Job scratch area
ARC allows to configure different approaches to manage the job scratch area during the job life cycle. In most cases this is achieved by generating a wrapper submission script to the batch system that carries on tasks relative to directory creation and data movement.
- The key elements are:
- job session directory
directory on the ARC CE where the job files are located.
- job scratch directory
directory on LRMS-managed worker nodes (WNs) where all I/O during computation is performed.
- <arc-job-id>
- a unique identifier for the job, assigned by ARC.Example:
869c20be3993
- job files
input files, those coming from the client and data-staging framework that are needed for the actual job processing, copied inside a folder named after <arc-job-id>, that will also contain the job stdout and stderr files.

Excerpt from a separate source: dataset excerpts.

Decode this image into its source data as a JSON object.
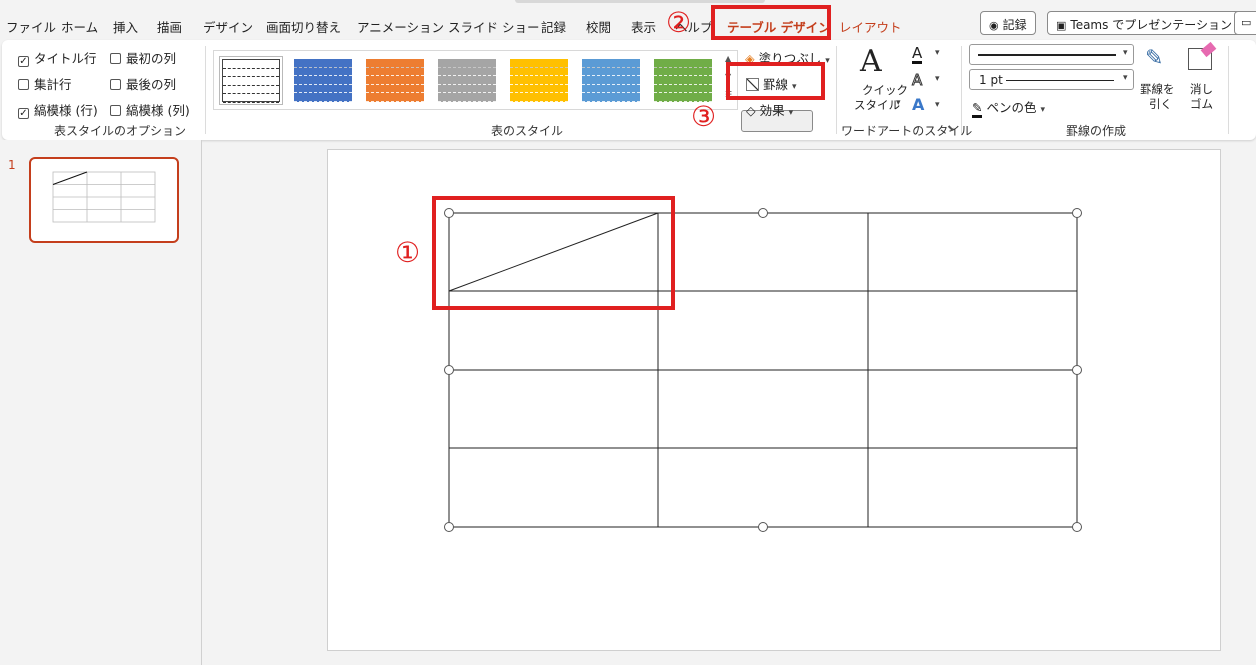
{
  "menu": {
    "tabs": [
      "ファイル",
      "ホーム",
      "挿入",
      "描画",
      "デザイン",
      "画面切り替え",
      "アニメーション",
      "スライド ショー",
      "記録",
      "校閲",
      "表示",
      "ヘルプ",
      "テーブル デザイン",
      "レイアウト"
    ],
    "record_button": "記録",
    "teams_button": "Teams でプレゼンテーション"
  },
  "ribbon": {
    "table_style_options": {
      "items": [
        {
          "label": "タイトル行",
          "checked": true
        },
        {
          "label": "集計行",
          "checked": false
        },
        {
          "label": "縞模様 (行)",
          "checked": true
        },
        {
          "label": "最初の列",
          "checked": false
        },
        {
          "label": "最後の列",
          "checked": false
        },
        {
          "label": "縞模様 (列)",
          "checked": false
        }
      ],
      "group_label": "表スタイルのオプション"
    },
    "table_styles": {
      "group_label": "表のスタイル",
      "swatch_colors": [
        "#ffffff",
        "#4472c4",
        "#ed7d31",
        "#a5a5a5",
        "#ffc000",
        "#5b9bd5",
        "#70ad47"
      ],
      "fill_label": "塗りつぶし",
      "border_label": "罫線",
      "effects_label": "効果"
    },
    "wordart": {
      "quick_style_label1": "クイック",
      "quick_style_label2": "スタイル",
      "group_label": "ワードアートのスタイル"
    },
    "draw_borders": {
      "pen_weight": "1 pt",
      "pen_color_label": "ペンの色",
      "draw_table_label1": "罫線を",
      "draw_table_label2": "引く",
      "eraser_label1": "消し",
      "eraser_label2": "ゴム",
      "group_label": "罫線の作成"
    }
  },
  "annotations": [
    "①",
    "②",
    "③"
  ],
  "thumbnail": {
    "slide_number": "1"
  },
  "colors": {
    "accent": "#c43e1c",
    "highlight": "#e02020"
  }
}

some metadata files used by ARC, mainly <arc-job-id>.comment and <arc-job-id>.diag
Job session directory is configured with sessiondir configuration option. It is possible to configure several session directory root paths. A-REX will then select one of the available directories and append the <arc-job-id> to the path.
Example:
/nfs/sessiondir5/
├── 869c20be3993
│ ├── script.sh
│ ├── outfile
│ ├── stderr
│ └── stdout
├── 869c20be3993.comment
├── 869c20be3993.diag
- There are several configuration options that affect the selection of job scratch directory:
- shared_filesystem
defines if the job session directory is shared between ARC CE and WNs (by means of e.g. NFS). Sets the environment variable
RUNTIME_NODE_SEES_FRONTEND
.- scratchdir
defines the path to job scratch directory on the WN. Sets the environment variable
RUNTIME_LOCAL_SCRATCH_DIR
.- movetool
defines what tool the job wrapper will use to move data from the session directory to the local WNs scratch directory. Sets the environment variable
RUNTIME_LOCAL_SCRATCH_MOVE_TOOL
.- shared_scratch
- defines that the WNs scratch directory can be accessible from ARC CE (by means of e.g. NFS) using the configured path. Sets the environment variable
RUNTIME_FRONTEND_SEES_NODE
.Currently this legacy option is not used much, as it is uncommon that nodes share a single scratch directory. If you require such functionality please contact the ARC team.
Note
Described environment variables can be redefined by RunTime Environments dynamically. For example ENV/LRMS-SCRATCH can be used to utilize local scratch that created dynamically by LRMS.